O curso transitório ou crônico de um transtorno alimentar está relacionado à persistência de distorções cognitivas, à ocorrência de eventos vitais significativos e a alterações secundárias ao estado de desnutrição. A gama de aspectos envolvidos na etiologia dos transtornos alimentares é imensa (Freitas, Lopes, Coutinho & Appolinário, 2001). O desafio para aqueles que trabalham tanto na clínica como na pesquisa destes transtornos não é simplesmente descrever todos os elementos envolvidos, mas sim, o de compreender como diversos fatores interagem entre si em cada caso ou situação. Finalmente, é importante lembrar que os transtornos alimentares não emergem abruptamente, mas se desenvolvem ao longo de vários anos, a partir de predisposições presentes desde o nascimento do indivíduo, de vulnerabilidade que emergem nas primeiras etapas da vida e de ocorrências mais tardias na sua história (Morgan, Vecchiatti & Negrão, 2002).

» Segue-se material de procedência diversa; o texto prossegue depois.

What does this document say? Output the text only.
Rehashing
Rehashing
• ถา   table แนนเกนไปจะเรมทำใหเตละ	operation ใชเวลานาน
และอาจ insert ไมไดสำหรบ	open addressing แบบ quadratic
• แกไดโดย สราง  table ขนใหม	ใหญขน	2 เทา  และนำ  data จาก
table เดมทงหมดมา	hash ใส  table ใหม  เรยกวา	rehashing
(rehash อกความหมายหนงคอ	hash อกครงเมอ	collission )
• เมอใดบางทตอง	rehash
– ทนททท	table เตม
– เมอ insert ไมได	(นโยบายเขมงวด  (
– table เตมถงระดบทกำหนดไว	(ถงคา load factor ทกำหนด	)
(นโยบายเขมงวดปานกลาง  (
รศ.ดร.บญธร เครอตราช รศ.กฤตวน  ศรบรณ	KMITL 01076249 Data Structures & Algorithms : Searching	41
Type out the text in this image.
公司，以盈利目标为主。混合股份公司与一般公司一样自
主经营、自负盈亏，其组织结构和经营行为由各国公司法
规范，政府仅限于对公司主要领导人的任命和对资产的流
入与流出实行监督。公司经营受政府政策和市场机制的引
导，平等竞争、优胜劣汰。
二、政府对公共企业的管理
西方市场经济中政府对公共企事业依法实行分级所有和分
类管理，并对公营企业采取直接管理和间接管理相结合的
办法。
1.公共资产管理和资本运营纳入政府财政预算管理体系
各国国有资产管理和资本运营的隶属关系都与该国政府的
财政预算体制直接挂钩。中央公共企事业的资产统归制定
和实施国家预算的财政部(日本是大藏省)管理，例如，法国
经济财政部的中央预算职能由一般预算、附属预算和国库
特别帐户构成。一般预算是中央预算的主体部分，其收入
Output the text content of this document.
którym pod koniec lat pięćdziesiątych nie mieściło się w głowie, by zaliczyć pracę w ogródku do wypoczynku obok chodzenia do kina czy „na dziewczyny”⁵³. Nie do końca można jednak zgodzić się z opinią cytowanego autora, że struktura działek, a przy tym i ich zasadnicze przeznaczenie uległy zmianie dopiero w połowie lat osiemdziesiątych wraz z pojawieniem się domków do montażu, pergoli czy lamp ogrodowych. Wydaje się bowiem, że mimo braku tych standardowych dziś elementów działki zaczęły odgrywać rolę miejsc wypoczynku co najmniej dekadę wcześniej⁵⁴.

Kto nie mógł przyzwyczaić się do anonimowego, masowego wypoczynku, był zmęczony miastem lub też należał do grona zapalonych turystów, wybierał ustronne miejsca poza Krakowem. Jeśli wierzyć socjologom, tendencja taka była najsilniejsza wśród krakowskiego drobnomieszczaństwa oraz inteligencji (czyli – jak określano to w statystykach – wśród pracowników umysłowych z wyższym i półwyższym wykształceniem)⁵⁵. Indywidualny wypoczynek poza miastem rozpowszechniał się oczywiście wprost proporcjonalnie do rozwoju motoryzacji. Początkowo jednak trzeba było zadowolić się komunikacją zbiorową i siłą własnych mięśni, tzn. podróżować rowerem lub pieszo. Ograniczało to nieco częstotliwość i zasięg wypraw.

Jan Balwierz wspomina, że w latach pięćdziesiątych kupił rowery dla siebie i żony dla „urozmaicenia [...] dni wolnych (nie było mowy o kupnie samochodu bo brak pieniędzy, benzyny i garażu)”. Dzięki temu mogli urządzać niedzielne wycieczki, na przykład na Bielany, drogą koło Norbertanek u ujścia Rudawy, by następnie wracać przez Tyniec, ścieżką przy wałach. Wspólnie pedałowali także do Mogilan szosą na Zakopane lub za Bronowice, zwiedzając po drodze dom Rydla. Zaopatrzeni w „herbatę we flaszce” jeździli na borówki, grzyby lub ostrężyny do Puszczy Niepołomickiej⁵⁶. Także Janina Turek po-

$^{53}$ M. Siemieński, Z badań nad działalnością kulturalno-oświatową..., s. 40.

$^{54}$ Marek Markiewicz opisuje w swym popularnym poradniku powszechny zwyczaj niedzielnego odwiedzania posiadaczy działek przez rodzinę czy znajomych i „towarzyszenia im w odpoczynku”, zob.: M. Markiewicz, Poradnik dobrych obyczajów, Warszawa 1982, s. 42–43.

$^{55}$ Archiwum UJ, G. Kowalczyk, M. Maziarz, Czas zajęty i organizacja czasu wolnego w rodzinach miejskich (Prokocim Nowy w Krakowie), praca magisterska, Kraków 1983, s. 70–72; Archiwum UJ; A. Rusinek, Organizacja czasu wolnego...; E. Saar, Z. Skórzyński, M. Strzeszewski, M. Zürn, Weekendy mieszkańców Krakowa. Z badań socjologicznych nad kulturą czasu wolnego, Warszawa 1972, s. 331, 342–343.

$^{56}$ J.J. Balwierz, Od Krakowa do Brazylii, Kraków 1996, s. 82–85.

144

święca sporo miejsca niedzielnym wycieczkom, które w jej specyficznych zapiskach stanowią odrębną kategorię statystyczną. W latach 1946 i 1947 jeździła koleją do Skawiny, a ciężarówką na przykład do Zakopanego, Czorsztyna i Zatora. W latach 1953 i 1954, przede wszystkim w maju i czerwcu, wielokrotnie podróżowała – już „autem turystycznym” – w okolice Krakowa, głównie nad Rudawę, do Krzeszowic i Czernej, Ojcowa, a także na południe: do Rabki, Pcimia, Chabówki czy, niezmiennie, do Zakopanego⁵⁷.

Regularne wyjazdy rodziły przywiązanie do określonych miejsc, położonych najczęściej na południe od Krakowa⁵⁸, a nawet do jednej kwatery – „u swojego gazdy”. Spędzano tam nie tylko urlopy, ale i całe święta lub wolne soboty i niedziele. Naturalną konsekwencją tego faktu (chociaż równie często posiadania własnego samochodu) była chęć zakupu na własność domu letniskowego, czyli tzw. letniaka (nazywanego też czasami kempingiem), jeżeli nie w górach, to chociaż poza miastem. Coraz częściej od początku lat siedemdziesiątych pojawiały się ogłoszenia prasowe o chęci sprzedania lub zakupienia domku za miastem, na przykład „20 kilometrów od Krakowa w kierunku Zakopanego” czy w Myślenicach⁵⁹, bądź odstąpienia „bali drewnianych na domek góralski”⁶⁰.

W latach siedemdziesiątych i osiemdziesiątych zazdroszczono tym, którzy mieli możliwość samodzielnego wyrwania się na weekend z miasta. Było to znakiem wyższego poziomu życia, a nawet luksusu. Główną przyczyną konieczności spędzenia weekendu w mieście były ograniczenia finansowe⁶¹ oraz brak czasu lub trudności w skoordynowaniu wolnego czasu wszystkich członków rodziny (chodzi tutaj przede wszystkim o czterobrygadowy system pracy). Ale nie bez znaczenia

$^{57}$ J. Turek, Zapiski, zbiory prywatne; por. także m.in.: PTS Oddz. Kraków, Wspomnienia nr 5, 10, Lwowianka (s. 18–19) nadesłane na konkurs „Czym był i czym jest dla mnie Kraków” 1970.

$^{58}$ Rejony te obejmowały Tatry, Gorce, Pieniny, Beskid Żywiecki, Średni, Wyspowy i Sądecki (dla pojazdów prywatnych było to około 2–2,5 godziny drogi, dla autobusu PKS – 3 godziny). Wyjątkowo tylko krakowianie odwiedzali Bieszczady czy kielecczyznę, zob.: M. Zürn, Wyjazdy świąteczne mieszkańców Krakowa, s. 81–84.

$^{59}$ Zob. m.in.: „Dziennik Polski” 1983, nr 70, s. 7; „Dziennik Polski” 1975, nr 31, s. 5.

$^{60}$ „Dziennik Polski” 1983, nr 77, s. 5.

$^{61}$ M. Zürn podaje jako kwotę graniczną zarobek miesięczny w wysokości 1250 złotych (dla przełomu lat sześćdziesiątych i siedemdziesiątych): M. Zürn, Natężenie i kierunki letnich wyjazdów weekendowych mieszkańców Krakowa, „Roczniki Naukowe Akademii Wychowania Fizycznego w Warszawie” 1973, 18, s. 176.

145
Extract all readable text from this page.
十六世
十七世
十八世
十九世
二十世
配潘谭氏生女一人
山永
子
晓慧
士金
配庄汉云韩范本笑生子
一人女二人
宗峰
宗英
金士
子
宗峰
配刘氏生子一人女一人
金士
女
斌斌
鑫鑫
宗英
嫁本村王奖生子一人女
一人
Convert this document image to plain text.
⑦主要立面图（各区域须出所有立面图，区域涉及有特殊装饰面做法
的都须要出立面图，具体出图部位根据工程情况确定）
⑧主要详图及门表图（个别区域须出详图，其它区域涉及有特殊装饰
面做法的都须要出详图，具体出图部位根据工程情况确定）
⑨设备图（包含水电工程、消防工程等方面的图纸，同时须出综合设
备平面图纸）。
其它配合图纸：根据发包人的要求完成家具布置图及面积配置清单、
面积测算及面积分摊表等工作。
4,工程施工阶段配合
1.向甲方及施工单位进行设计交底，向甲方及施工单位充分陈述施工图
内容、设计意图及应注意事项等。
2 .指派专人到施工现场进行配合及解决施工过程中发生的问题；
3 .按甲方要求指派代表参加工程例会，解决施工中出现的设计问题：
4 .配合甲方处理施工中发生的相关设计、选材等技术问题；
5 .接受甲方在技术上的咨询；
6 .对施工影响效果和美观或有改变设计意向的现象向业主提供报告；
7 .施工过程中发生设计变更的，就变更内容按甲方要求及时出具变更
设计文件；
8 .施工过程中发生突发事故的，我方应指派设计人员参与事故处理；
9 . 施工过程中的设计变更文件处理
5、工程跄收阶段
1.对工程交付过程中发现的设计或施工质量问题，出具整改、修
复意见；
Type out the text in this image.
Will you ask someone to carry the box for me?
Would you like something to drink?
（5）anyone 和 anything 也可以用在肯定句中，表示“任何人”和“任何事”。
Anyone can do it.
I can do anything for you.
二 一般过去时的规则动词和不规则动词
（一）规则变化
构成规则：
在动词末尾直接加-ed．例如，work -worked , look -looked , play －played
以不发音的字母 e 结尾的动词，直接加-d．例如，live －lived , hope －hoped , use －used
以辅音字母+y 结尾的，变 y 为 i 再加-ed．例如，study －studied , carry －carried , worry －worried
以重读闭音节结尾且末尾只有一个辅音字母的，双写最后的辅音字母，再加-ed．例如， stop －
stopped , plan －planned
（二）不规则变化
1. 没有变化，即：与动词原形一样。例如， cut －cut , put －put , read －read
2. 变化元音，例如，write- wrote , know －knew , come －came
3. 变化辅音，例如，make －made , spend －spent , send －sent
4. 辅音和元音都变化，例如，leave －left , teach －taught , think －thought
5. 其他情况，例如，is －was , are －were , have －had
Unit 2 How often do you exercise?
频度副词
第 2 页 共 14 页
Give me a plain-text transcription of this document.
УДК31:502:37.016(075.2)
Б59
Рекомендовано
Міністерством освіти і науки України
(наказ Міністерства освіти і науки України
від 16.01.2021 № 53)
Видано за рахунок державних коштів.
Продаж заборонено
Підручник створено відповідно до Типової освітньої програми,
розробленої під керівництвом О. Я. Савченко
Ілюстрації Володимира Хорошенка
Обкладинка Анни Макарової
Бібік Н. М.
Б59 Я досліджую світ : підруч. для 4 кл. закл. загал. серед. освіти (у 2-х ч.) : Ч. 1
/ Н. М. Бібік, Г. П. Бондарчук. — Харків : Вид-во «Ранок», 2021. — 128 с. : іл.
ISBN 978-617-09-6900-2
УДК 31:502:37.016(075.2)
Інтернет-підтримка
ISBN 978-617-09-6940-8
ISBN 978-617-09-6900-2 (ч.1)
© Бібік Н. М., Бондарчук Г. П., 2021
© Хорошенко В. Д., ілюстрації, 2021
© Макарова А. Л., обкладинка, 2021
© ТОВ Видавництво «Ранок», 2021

O ato de comer, muitas vezes, está ligado a uma forma de aliviar sentimentos negativos como raiva ou frustração. É comum a pessoa associar o alimento a uma forma de aliviar ou de compensar o sofrimento. Mas a função da comida é nutrir o organismo e, quando usada para preencher alguma lacuna emocional, é eficaz apenas temporariamente, pois o vazio sempre volta juntamente com o sentimento de culpa (Barros, 1997).
Um comedor compulsivo abrange no mínimo dois elementos: o subjetivo (a sensação de perda de controle) e o objetivo (a quantidade do consumo alimentar). Do ponto de vista psicológico, já se detectaram vários fatores (por exemplo, a ansiedade, estresse, depressão, raiva, tédio, frustração, solidão) que podem desencadear esses ataques. Eles acometem fundamentalmente pessoas que já passaram por vários períodos de jejum/fome devido a dietas. Existem também prováveis causas ligadas ao funcionamento do sistema nervoso central, mas ainda não completamente desvendadas pela medicina (Lemes, 2002).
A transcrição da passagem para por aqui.